Direktur Jenderal PAUD, Pendidikan Dasar, dan Pendidikan Nonformal Kemendikdasmen Gogot Suharwoto mengatakan, anak usia 6 tahun hingga minimal 5 tahun 6 bulan tetap dapat diterima di SD dengan syarat tertentu.
Menurutnya, calon murid harus memiliki kecerdasan atau bakat istimewa serta kesiapan psikis untuk mengikuti pembelajaran di sekolah dasar.
Kesiapan tersebut harus dibuktikan melalui surat keterangan dari ahli yang memiliki otoritas, seperti psikolog terpercaya di daerah setempat.
Gogot menegaskan aturan baru ini memberikan pengecualian usia, namun kesiapan anak tetap menjadi faktor utama dalam penerimaan murid baru di SD.
Wakil Ketua Komisi X DPR RI Himmatul Aliyah mengapresiasi kebijakan tersebut. Ia menyebut banyak masyarakat sebelumnya mengeluhkan anak tidak bisa sekolah karena terkendala batas usia.

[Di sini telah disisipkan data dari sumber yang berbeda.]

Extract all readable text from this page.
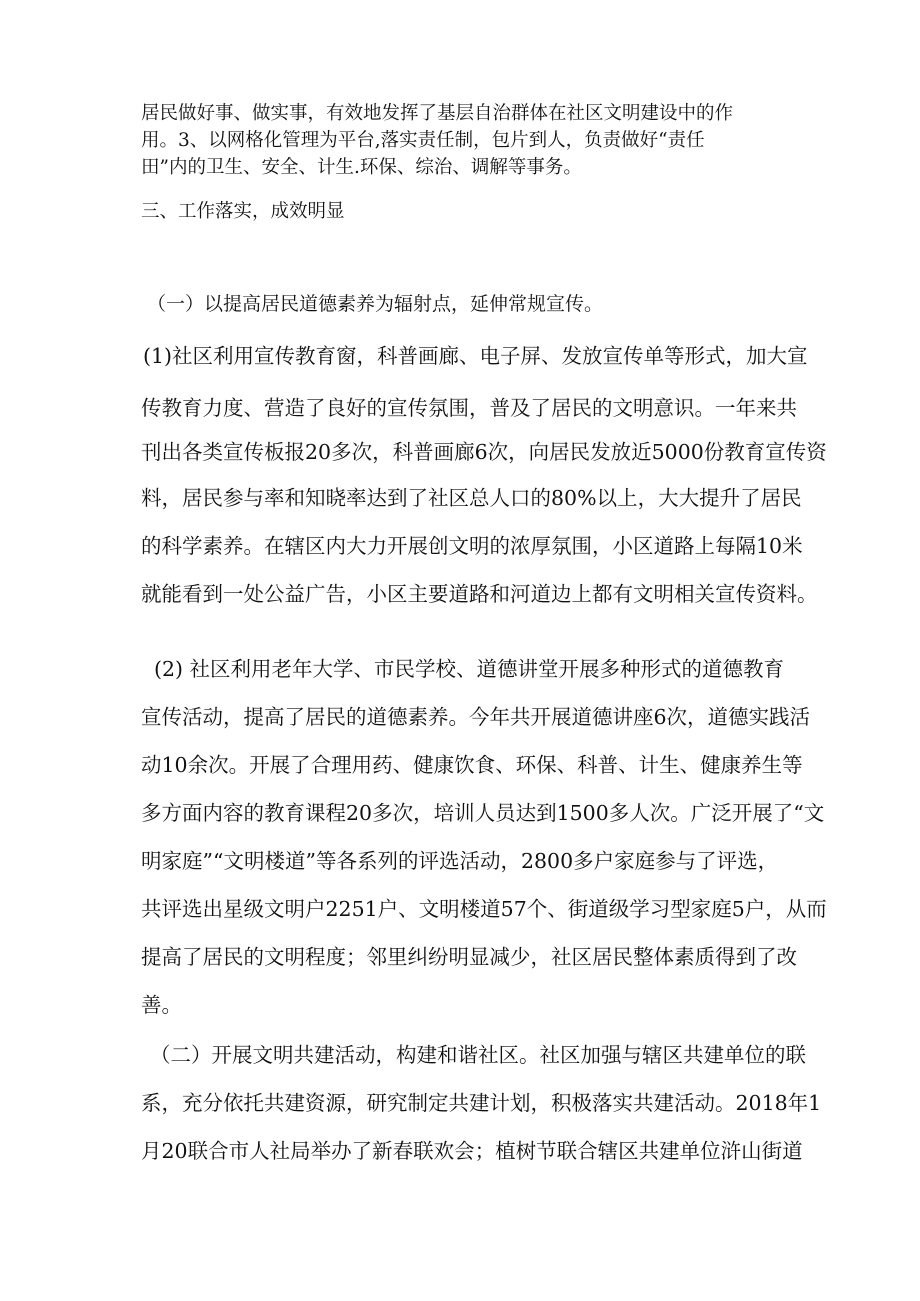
居民做好事、做实事，有效地发挥了基层自治群体在社区文明建设中的作
用。3、以网格化管理为平台,落实责任制，包片到人，负责做好“责任
田”内的卫生、安全、计生.环保、综治、调解等事务。
三、工作落实，成效明显
（一）以提高居民道德素养为辐射点，延伸常规宣传。
(1)社区利用宣传教育窗，科普画廊、电子屏、发放宣传单等形式，加大宣
传教育力度、营造了良好的宣传氛围，普及了居民的文明意识。一年来共
刊出各类宣传板报20多次，科普画廊6次，向居民发放近5000份教育宣传资
料，居民参与率和知晓率达到了社区总人口的80%以上，大大提升了居民
的科学素养。在辖区内大力开展创文明的浓厚氛围，小区道路上每隔10米
就能看到一处公益广告，小区主要道路和河道边上都有文明相关宣传资料。
(2) 社区利用老年大学、市民学校、道德讲堂开展多种形式的道德教育
宣传活动，提高了居民的道德素养。今年共开展道德讲座6次，道德实践活
动10余次。开展了合理用药、健康饮食、环保、科普、计生、健康养生等
多方面内容的教育课程20多次，培训人员达到1500多人次。广泛开展了“文
明家庭”“文明楼道”等各系列的评选活动，2800多户家庭参与了评选，
共评选出星级文明户2251户、文明楼道57个、街道级学习型家庭5户，从而
提高了居民的文明程度；邻里纠纷明显减少，社区居民整体素质得到了改
善。
（二）开展文明共建活动，构建和谐社区。社区加强与辖区共建单位的联
系，充分依托共建资源，研究制定共建计划，积极落实共建活动。2018年1
月20联合市人社局举办了新春联欢会；植树节联合辖区共建单位浒山街道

Menurut Himmatul, pembaharuan aturan ini menjadi langkah positif agar usia tidak lagi menjadi penghalang anak memperoleh pendidikan dasar.
Ia juga mengatakan pembahasan mengenai batas usia sekolah turut dimasukkan dalam revisi Rancangan Undang-Undang Sistem Pendidikan Nasional (RUU Sisdiknas).
Dalam revisi tersebut, DPR mendorong agar seluruh anak tetap memiliki kesempatan masuk lingkungan pendidikan tanpa terkendala usia administratif semata.